Dans le sud de la Syrie, la situation s'intensifie alors qu'Amnesty International a récemment exprimé son inquiétude concernant une "destruction délibérée" de logements civils par l'armée israélienne. Selon l'ONG, ces actes pourraient s'apparenter à des crimes de guerre, appelant ainsi à une enquête approfondie.
Depuis la chute du régime de Bachar al-Assad, de nombreuses maisons ont été ciblées. Amnesty souligne que les forces israéliennes ont été déployées dans une zone périphérique sous contrôle de l'ONU après que des groupes islamistes ont pris le pouvoir fin 2024. Cela a mené à des interventions militaires dans des villages situés à proximité du plateau du Golan, un territoire occupé par Israël depuis 1967.
Dans son communiqué, Amnesty déclare que les troupes israéliennes ont exigé le départ des habitants de ces localités du gouvernorat de Quneitra. "Des images satellite corroborent les informations selon lesquelles au moins 23 bâtiments ont été endommagés ou détruits", rapporte l'ONG. Des témoins affirment également que plusieurs maisons, ainsi que des jardins et terres agricoles, ont été rasées sans qu'il y ait de conflits actifs durant cette période.
« La marque de fabrique des opérations israéliennes »
Dans une déclaration percutante, Kristine Beckerle, directrice adjointe du programme pour le Moyen-Orient et l'Afrique du Nord au sein d'Amnesty, a affirmé que la destruction des logements civils, sans justification militaire, devait être examinée, ajoutant que cela devient une caractéristique des opérations israéliennes dans la région, semblable à ce qui s'est produit à Gaza et au Liban.
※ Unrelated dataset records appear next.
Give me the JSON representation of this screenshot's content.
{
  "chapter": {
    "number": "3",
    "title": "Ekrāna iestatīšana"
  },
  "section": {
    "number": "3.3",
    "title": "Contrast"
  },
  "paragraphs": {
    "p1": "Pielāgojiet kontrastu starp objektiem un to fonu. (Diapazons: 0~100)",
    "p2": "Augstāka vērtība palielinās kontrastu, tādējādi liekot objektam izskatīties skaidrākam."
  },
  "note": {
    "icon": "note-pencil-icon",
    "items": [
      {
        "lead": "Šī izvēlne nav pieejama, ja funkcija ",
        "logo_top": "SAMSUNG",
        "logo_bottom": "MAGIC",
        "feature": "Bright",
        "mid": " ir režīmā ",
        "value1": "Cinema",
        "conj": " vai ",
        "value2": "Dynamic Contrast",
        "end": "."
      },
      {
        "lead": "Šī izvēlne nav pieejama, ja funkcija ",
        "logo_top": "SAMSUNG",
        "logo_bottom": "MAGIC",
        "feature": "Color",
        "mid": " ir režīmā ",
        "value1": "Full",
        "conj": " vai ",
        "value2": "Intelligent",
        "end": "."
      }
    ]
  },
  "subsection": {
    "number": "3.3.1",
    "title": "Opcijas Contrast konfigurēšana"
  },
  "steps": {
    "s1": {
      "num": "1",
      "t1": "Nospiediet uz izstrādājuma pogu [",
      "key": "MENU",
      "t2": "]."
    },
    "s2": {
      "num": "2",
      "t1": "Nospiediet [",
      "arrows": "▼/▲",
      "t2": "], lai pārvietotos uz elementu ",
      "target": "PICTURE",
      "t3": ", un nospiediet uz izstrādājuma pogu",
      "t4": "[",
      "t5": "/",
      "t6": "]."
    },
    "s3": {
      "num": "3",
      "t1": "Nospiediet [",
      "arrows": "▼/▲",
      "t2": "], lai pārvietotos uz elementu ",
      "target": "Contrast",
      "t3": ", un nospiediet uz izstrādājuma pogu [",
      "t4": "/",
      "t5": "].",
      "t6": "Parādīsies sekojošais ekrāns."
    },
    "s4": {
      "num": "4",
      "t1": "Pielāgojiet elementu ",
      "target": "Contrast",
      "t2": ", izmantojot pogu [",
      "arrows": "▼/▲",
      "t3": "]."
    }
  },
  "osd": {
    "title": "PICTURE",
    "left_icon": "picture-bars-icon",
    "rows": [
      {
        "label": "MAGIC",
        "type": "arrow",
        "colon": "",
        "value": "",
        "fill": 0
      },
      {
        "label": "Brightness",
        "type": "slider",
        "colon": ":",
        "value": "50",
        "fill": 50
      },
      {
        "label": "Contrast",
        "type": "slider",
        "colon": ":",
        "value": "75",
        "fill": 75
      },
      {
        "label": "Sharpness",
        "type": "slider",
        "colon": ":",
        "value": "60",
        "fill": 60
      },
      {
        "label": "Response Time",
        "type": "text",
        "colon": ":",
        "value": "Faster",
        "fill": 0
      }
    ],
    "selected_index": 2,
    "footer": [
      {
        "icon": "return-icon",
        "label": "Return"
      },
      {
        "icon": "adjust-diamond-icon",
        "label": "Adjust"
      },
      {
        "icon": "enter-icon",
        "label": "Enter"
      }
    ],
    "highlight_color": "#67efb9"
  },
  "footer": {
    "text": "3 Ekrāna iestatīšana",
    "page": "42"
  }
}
Beckerle a également souligné que "la sécurisation des frontières d'Israël ne peut justifier la démolition de maisons et de villages à l'étranger". Ce contexte s'inscrit dans le cadre des récentes discussions entre le gouvernement syrien et Israël, encouragées par les États-Unis, pour établir un mécanisme de communication et améliorer la sécurité régionale.